Scholars from 92 disciplines have looked at the shroud, Baird said, adding: “A lot are negative and say it’s a forgery. The church will stand finally by whatever is decided upon by these scholars.”
Authentic or not, the shroud will be on public display--it has been viewed only a handful of times in this century--in April 1998 and again in April 2000.
Locally, Accetta says his museum has drawn about 1,500 visitors since the grand opening. The Newport/Irvine Harbor Interfaith Council plans to visit the center next month.
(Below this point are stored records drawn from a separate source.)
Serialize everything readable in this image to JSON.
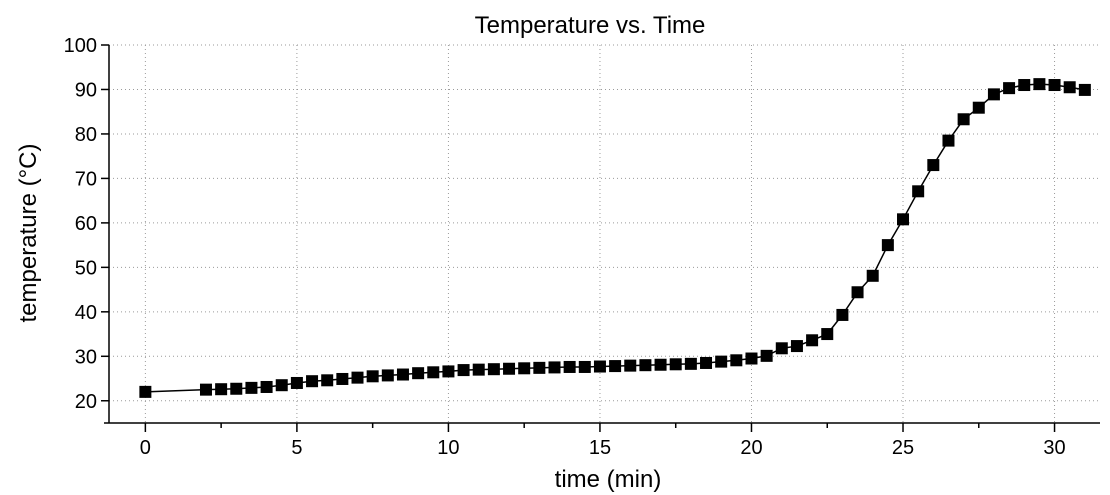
{
  "chart_data": {
    "type": "line",
    "title": "Temperature vs. Time",
    "xlabel": "time (min)",
    "ylabel": "temperature (°C)",
    "xlim": [
      -1.2,
      31.5
    ],
    "ylim": [
      15,
      100
    ],
    "x_ticks": [
      0,
      5,
      10,
      15,
      20,
      25,
      30
    ],
    "y_ticks": [
      20,
      30,
      40,
      50,
      60,
      70,
      80,
      90,
      100
    ],
    "grid": true,
    "marker": "square",
    "color": "#000000",
    "series": [
      {
        "x": [
          0,
          2,
          2.5,
          3,
          3.5,
          4,
          4.5,
          5,
          5.5,
          6,
          6.5,
          7,
          7.5,
          8,
          8.5,
          9,
          9.5,
          10,
          10.5,
          11,
          11.5,
          12,
          12.5,
          13,
          13.5,
          14,
          14.5,
          15,
          15.5,
          16,
          16.5,
          17,
          17.5,
          18,
          18.5,
          19,
          19.5,
          20,
          20.5,
          21,
          21.5,
          22,
          22.5,
          23,
          23.5,
          24,
          24.5,
          25,
          25.5,
          26,
          26.5,
          27,
          27.5,
          28,
          28.5,
          29,
          29.5,
          30,
          30.5,
          31
        ],
        "y": [
          22,
          22.5,
          22.6,
          22.7,
          22.9,
          23.1,
          23.5,
          24.0,
          24.4,
          24.6,
          24.9,
          25.2,
          25.5,
          25.7,
          25.9,
          26.2,
          26.4,
          26.6,
          26.9,
          27.0,
          27.1,
          27.2,
          27.3,
          27.4,
          27.5,
          27.6,
          27.6,
          27.7,
          27.8,
          27.9,
          28.0,
          28.1,
          28.2,
          28.3,
          28.5,
          28.8,
          29.1,
          29.5,
          30.1,
          31.8,
          32.3,
          33.6,
          35.0,
          39.3,
          44.4,
          48.1,
          55.0,
          60.8,
          67.1,
          73.0,
          78.5,
          83.3,
          85.9,
          88.9,
          90.3,
          91.0,
          91.2,
          91.0,
          90.5,
          89.9
        ]
      }
    ]
  }
}
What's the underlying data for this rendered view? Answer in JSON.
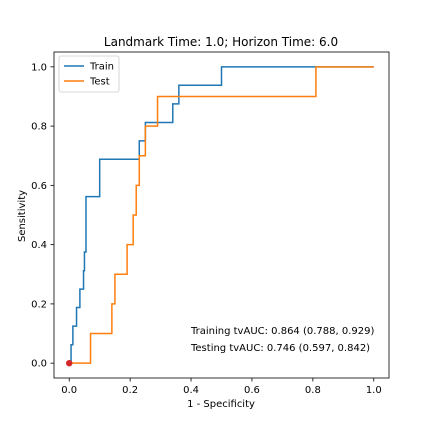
{
  "chart_data": {
    "type": "line",
    "title": "Landmark Time: 1.0; Horizon Time: 6.0",
    "xlabel": "1 - Specificity",
    "ylabel": "Sensitivity",
    "xlim": [
      -0.05,
      1.05
    ],
    "ylim": [
      -0.05,
      1.05
    ],
    "xticks": [
      "0.0",
      "0.2",
      "0.4",
      "0.6",
      "0.8",
      "1.0"
    ],
    "yticks": [
      "0.0",
      "0.2",
      "0.4",
      "0.6",
      "0.8",
      "1.0"
    ],
    "grid": false,
    "legend": "upper-left",
    "series": [
      {
        "name": "Train",
        "color": "#1f77b4",
        "step": true,
        "x": [
          0.0,
          0.006,
          0.012,
          0.024,
          0.035,
          0.047,
          0.05,
          0.055,
          0.065,
          0.1,
          0.23,
          0.25,
          0.34,
          0.36,
          0.5,
          0.81,
          1.0
        ],
        "y": [
          0.0,
          0.062,
          0.125,
          0.188,
          0.25,
          0.312,
          0.375,
          0.562,
          0.562,
          0.688,
          0.75,
          0.812,
          0.875,
          0.938,
          1.0,
          1.0,
          1.0
        ]
      },
      {
        "name": "Test",
        "color": "#ff7f0e",
        "step": true,
        "x": [
          0.0,
          0.07,
          0.14,
          0.15,
          0.19,
          0.21,
          0.22,
          0.23,
          0.25,
          0.29,
          0.81,
          1.0
        ],
        "y": [
          0.0,
          0.1,
          0.2,
          0.3,
          0.4,
          0.5,
          0.6,
          0.7,
          0.8,
          0.9,
          1.0,
          1.0
        ]
      }
    ],
    "marker": {
      "x": 0.0,
      "y": 0.0,
      "color": "#d62728"
    },
    "annotations": [
      "Training tvAUC: 0.864 (0.788, 0.929)",
      "Testing tvAUC: 0.746 (0.597, 0.842)"
    ]
  }
}
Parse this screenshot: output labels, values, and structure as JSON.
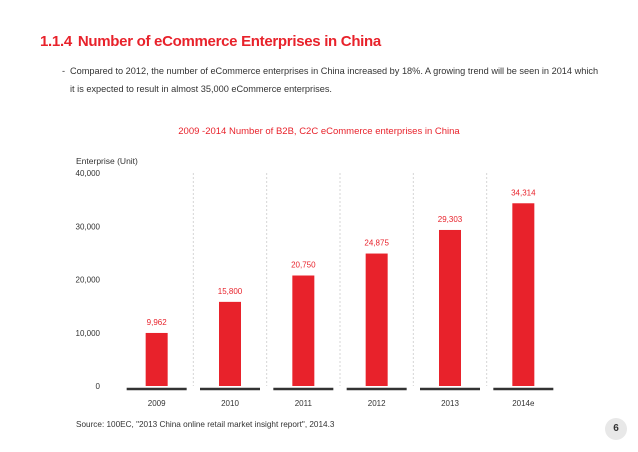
{
  "heading": {
    "number": "1.1.4",
    "title": "Number of eCommerce Enterprises in China"
  },
  "bullet": {
    "dash": "-",
    "text": "Compared to 2012, the number of eCommerce enterprises in China increased by 18%.  A growing trend will be seen in 2014 which it is expected to result in almost 35,000 eCommerce enterprises."
  },
  "chart_data": {
    "type": "bar",
    "title": "2009 -2014 Number of B2B, C2C eCommerce enterprises in China",
    "ylabel": "Enterprise (Unit)",
    "categories": [
      "2009",
      "2010",
      "2011",
      "2012",
      "2013",
      "2014e"
    ],
    "values": [
      9962,
      15800,
      20750,
      24875,
      29303,
      34314
    ],
    "data_labels": [
      "9,962",
      "15,800",
      "20,750",
      "24,875",
      "29,303",
      "34,314"
    ],
    "yticks": [
      0,
      10000,
      20000,
      30000,
      40000
    ],
    "ytick_labels": [
      "0",
      "10,000",
      "20,000",
      "30,000",
      "40,000"
    ],
    "ylim": [
      0,
      40000
    ],
    "grid": "vertical dashed",
    "bar_color": "#e8222b",
    "label_color": "#e8222b"
  },
  "source": "Source: 100EC, \"2013 China online retail market insight report\", 2014.3",
  "page_number": "6",
  "colors": {
    "accent": "#e8222b",
    "text": "#333333",
    "grid": "#d6d6d6"
  }
}
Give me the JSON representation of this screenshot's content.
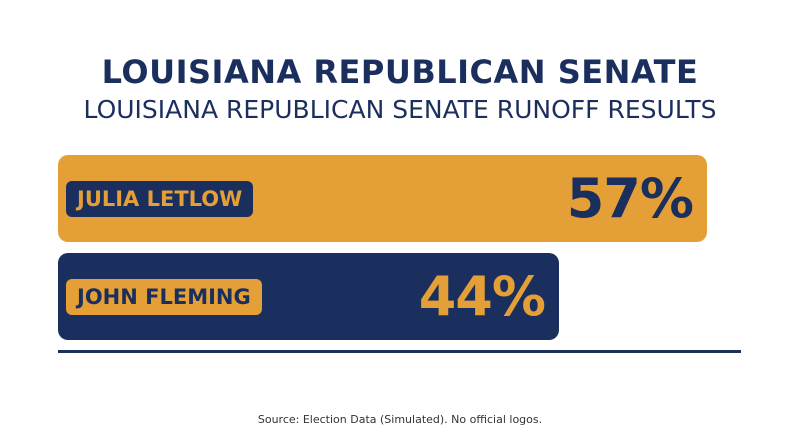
{
  "header": {
    "title": "LOUISIANA REPUBLICAN SENATE",
    "subtitle": "LOUISIANA REPUBLICAN SENATE RUNOFF RESULTS"
  },
  "footer": {
    "source": "Source: Election Data (Simulated). No official logos."
  },
  "colors": {
    "navy": "#1b2f5e",
    "gold": "#e4a036",
    "baseline": "#1b2f5e"
  },
  "chart_data": {
    "type": "bar",
    "orientation": "horizontal",
    "title": "LOUISIANA REPUBLICAN SENATE",
    "subtitle": "LOUISIANA REPUBLICAN SENATE RUNOFF RESULTS",
    "categories": [
      "JULIA LETLOW",
      "JOHN FLEMING"
    ],
    "values": [
      57,
      44
    ],
    "value_labels": [
      "57%",
      "44%"
    ],
    "xlim": [
      0,
      60
    ],
    "grid": false,
    "legend": "none",
    "bar_colors": [
      "#e4a036",
      "#1b2f5e"
    ],
    "label_colors": [
      "#1b2f5e",
      "#e4a036"
    ]
  }
}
It is open most weekday afternoons from 2 to 6 p.m., and lectures by Accetta--who has given talks on the shroud to local churches and civic organizations--can be arranged in advance. The center can be reached at (714) 375-5723.
“If this was the image of Muhammad, I’d change my religion in a minute,” Accetta said. “I don’t believe in providence. I don’t believe in fate, yet I’ve found myself drawn into this. It’s much easier for me to accept the miracle at this point than it is to prove it a forgery using science.
“A lot of my friends don’t understand. But hey, if I could put it down, believe me, I would.”